Just How Do Some IV Users Do It?
We are always focussing on just HOW we end up getting blood borne viruses, and many of us have ended up getting, if not HIV then much more commonly, Hepatitis C (or B) -in some countries or prisons Hep C rates can be as high as 70-90% of all injectors. Yet we all know people who have managed to inject drugs for decades yet have avoided becoming infected with anything. Sam Friedman et al has turned the usual research approach on its head here and put our own drug using culture under the microscope – searching for the little gems -those habits or behaviours that WE have utilised to keep us safe from such infections, regardless of how long one has been injecting.
This is not about focusing on what ‘they did right and you did wrong’. No, this is about pulling together the cultural threads and day to day choices one can make that helps to create the environment you need to protect your health. It is interesting to see how adopting a few strategies around your using lifestyle, can work to protect you from what can be extremely common infections. Of course in a world of prohibition, opportunities to choose a safer path can change dramatically overnight, such as a stay in prison. Sometimes, with all the knowledge and support in the world, you can just be damn unlucky, or have no control over transmission events.
However, it is worth looking at Friedmans research to see, against just such a prohibitionist backdrop, with perils around almost every corner, how our negative peers manage to stay negative -leaving us with the thought; “Can I incorporate some of these tactics/strategies/principles/street codes into my using life? Well yes you can -and all of these ‘tips’ are just as relevant for a positive person as well – after all, who wants to get re-infected? So, enough of the prologue, take it away Sam! PS -BP has added the odd hopefully useful comment in italics.

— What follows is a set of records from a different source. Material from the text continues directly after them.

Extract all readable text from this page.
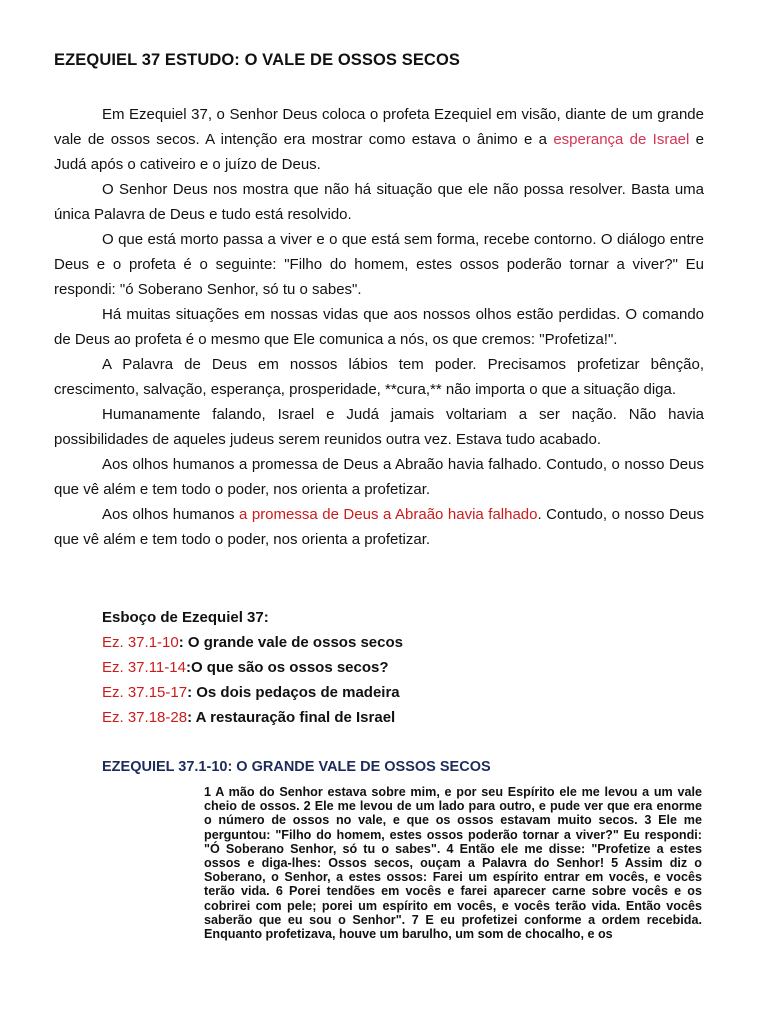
EZEQUIEL 37 ESTUDO: O VALE DE OSSOS SECOS

Em Ezequiel 37, o Senhor Deus coloca o profeta Ezequiel em visão, diante de um grande vale de ossos secos. A intenção era mostrar como estava o ânimo e a esperança de Israel e Judá após o cativeiro e o juízo de Deus.

O Senhor Deus nos mostra que não há situação que ele não possa resolver. Basta uma única Palavra de Deus e tudo está resolvido.

O que está morto passa a viver e o que está sem forma, recebe contorno. O diálogo entre Deus e o profeta é o seguinte: "Filho do homem, estes ossos poderão tornar a viver?" Eu respondi: "ó Soberano Senhor, só tu o sabes".

Há muitas situações em nossas vidas que aos nossos olhos estão perdidas. O comando de Deus ao profeta é o mesmo que Ele comunica a nós, os que cremos: "Profetiza!".

A Palavra de Deus em nossos lábios tem poder. Precisamos profetizar bênção, crescimento, salvação, esperança, prosperidade, **cura,** não importa o que a situação diga.

Humanamente falando, Israel e Judá jamais voltariam a ser nação. Não havia possibilidades de aqueles judeus serem reunidos outra vez. Estava tudo acabado.

Aos olhos humanos a promessa de Deus a Abraão havia falhado. Contudo, o nosso Deus que vê além e tem todo o poder, nos orienta a profetizar.

Aos olhos humanos a promessa de Deus a Abraão havia falhado. Contudo, o nosso Deus que vê além e tem todo o poder, nos orienta a profetizar.

Esboço de Ezequiel 37:

Ez. 37.1-10: O grande vale de ossos secos
Ez. 37.11-14:O que são os ossos secos?
Ez. 37.15-17: Os dois pedaços de madeira
Ez. 37.18-28: A restauração final de Israel
EZEQUIEL 37.1-10: O GRANDE VALE DE OSSOS SECOS

1 A mão do Senhor estava sobre mim, e por seu Espírito ele me levou a um vale cheio de ossos. 2 Ele me levou de um lado para outro, e pude ver que era enorme o número de ossos no vale, e que os ossos estavam muito secos. 3 Ele me perguntou: "Filho do homem, estes ossos poderão tornar a viver?" Eu respondi: "Ó Soberano Senhor, só tu o sabes". 4 Então ele me disse: "Profetize a estes ossos e diga-lhes: Ossos secos, ouçam a Palavra do Senhor! 5 Assim diz o Soberano, o Senhor, a estes ossos: Farei um espírito entrar em vocês, e vocês terão vida. 6 Porei tendões em vocês e farei aparecer carne sobre vocês e os cobrirei com pele; porei um espírito em vocês, e vocês terão vida. Então vocês saberão que eu sou o Senhor". 7 E eu profetizei conforme a ordem recebida. Enquanto profetizava, houve um barulho, um som de chocalho, e os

Staying Safe: How you and others might
avoid becoming infected with hepatitis C or
Most people who inject drugs get infected with hepatitis C within a few years (often their first few years of IV using). Some also get infected with HIV. This happens in spite of all the syringe exchange, pharmacy syringe distribution programs, drug treatment, and other harm reduction efforts they engage in—and all the ways they help each other to have safer and happier lives.
“Some people who inject drugs do NOT seem to get infected
with either virus. What are their resources or strategies?
How might you, your friends or your children learn from
how they did it?”
The ‘Staying Safe’ Research
This article describes the findings of a research project that looked at the lives of long-term injectors who were not antibody positive for either HIV or hep C. They compared such “double negatives” who had been injecting drugs for 8 – 15 years in New York City with other people who had been injecting just as long but had become infected with one or both viruses.
What did the “Staying Safe Project” find?
First of all, they did NOT just find that “sharing works gets you infected.” That is true—but every injector already knows it, and most get infected with hep C anyway. What they asked was, how can someone who injects drugs manage to do so for years yet be able to avoid sharing injection equipment of any kind (or, at least, share very few times, and perhaps get lucky on who they share with.)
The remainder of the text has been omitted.